Trees, forests and agriculture are key to reducing carbon emissions and assisting countries in adapting to the adverse effects of climate change. In addition, sustainable forest and land management provide essential ecosystem services that regulate both surface and groundwater flows. However, landscape management is complex and context-specific, it encompasses multiple objectives, stakeholders and governance levels. We welcome research contributions that elucidate the different aspects of management of water in the landscape in a flexible, adaptive and integrated manner and how water wise management and productive and multifunctional landscapes can contribute to achieving the 2030 Sustainable Development Agenda and the Paris Agreement.

  1. Tenure reforms for inclusive rural development and food security

This session will focus on the importance of recognizing and upholding tenure rights to land and other natural resources among rural communities. In many parts of the world, collective or community forms of land tenure are gaining increased recognition.  But how do community tenure rights matter for inclusive rural development and sustainable food systems?  And how can the formalization of existing customary tenure rights make a difference in the competition for land and resources with other actors? Or do even tenure rights risk being rolled back?  We welcome papers from research, policy and practice to a dialogue around these issues to identify experiences and ways forward.

  1. Food security and migration governance

This session explores the multiple and overlapping ways in which human mobility and food (in)security interrelate. A dynamic food production sector at local, national, and regional levels will often include a significant mobile labour force, and households and populations exposed to food insecurity may use mobility as a counter-resource for longer or shorter periods of time. Contributions addressing the interplay between human mobility and food security are invited to take stock of some of these complexities, and to reflect explicitly on how policies for improving food security may be brought into dialogue with migration governance at various scales.

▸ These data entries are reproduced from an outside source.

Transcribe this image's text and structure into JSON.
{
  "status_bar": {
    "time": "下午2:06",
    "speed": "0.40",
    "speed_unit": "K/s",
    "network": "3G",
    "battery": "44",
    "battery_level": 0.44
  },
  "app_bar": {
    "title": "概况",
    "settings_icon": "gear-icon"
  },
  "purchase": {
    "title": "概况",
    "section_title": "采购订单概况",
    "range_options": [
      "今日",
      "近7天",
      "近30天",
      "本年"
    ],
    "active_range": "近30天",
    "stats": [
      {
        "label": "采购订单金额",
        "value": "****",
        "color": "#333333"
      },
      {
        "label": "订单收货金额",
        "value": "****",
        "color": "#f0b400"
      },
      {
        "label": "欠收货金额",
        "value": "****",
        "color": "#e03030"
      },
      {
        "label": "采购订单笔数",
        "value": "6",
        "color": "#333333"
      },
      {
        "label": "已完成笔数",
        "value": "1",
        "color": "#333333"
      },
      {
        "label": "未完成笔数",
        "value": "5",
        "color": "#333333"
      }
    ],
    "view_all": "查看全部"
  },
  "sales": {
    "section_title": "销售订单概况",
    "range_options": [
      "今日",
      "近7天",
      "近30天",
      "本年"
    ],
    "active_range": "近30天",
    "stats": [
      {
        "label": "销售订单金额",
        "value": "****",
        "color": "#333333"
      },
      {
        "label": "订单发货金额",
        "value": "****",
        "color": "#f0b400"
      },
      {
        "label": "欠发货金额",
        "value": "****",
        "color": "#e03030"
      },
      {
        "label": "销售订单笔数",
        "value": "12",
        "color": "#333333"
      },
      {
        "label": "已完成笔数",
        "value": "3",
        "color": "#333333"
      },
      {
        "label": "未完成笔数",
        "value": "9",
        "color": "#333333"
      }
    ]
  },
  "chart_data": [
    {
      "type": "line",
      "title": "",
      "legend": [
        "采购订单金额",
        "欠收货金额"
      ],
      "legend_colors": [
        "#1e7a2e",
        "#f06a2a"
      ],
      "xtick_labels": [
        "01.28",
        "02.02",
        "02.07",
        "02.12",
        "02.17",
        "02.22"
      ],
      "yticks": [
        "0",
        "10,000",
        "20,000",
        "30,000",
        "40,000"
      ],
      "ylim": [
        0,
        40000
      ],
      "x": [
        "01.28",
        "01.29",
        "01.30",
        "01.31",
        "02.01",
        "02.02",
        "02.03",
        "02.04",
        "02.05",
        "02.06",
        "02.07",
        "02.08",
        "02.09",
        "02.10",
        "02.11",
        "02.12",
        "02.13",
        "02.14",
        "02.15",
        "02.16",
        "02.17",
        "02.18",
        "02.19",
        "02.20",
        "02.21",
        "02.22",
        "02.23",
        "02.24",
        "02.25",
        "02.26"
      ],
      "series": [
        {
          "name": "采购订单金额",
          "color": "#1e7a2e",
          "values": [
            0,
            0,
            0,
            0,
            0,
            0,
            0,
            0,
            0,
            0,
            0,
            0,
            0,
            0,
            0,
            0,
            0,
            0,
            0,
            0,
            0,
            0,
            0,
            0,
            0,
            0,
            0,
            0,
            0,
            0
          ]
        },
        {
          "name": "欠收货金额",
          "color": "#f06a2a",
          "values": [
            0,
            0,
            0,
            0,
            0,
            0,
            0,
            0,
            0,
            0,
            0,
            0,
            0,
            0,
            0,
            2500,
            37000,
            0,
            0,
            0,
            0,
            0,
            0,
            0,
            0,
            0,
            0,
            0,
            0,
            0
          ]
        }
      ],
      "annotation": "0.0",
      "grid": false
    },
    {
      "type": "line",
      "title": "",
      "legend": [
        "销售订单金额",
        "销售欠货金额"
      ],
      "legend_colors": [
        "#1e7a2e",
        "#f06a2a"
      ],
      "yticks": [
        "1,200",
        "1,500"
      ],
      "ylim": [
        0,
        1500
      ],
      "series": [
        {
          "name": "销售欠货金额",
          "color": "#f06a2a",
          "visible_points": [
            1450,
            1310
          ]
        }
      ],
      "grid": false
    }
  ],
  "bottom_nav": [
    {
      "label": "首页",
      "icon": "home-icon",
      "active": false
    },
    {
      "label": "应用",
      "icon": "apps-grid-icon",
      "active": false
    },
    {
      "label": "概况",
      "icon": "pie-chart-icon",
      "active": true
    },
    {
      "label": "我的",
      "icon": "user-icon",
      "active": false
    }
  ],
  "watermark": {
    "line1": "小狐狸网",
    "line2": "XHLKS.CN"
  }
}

  1. Diversified agroecological cropping systems for sustainable food systems

Agroecology is the inter- and transdisciplinary study of the ecology of food systems, aiming to provide a system-level understanding of how biological processes, biophysical and socio-economic conditions interact and influence sustainability. Diversity in time and space is a key agroecological principle for designing multifunctional cropping systems, with potential to reduce pests and weeds and at the same time improve yields, resource use efficiency, soil fertility, biological control, livelihood and resilience of agroecosystems. Diversified cropping systems may also provide food for more diverse diets, and potentially strengthen local food security. We welcome contributions about all aspect of cropping system diversification and its role in food systems.

  1. Poster session

You are invited to submit an abstract to be considered for the poster session which will be held on the first day of the conference. PhD and Master students, researchers, senior scientists and experts are encouraged to submit abstracts about their research, programs, innovations, networks, or projects for presentation to a wide audience. Abstracts may address any topic relevant to the conference theme. Please note that all poster presenters are expected to do a short oral presentation.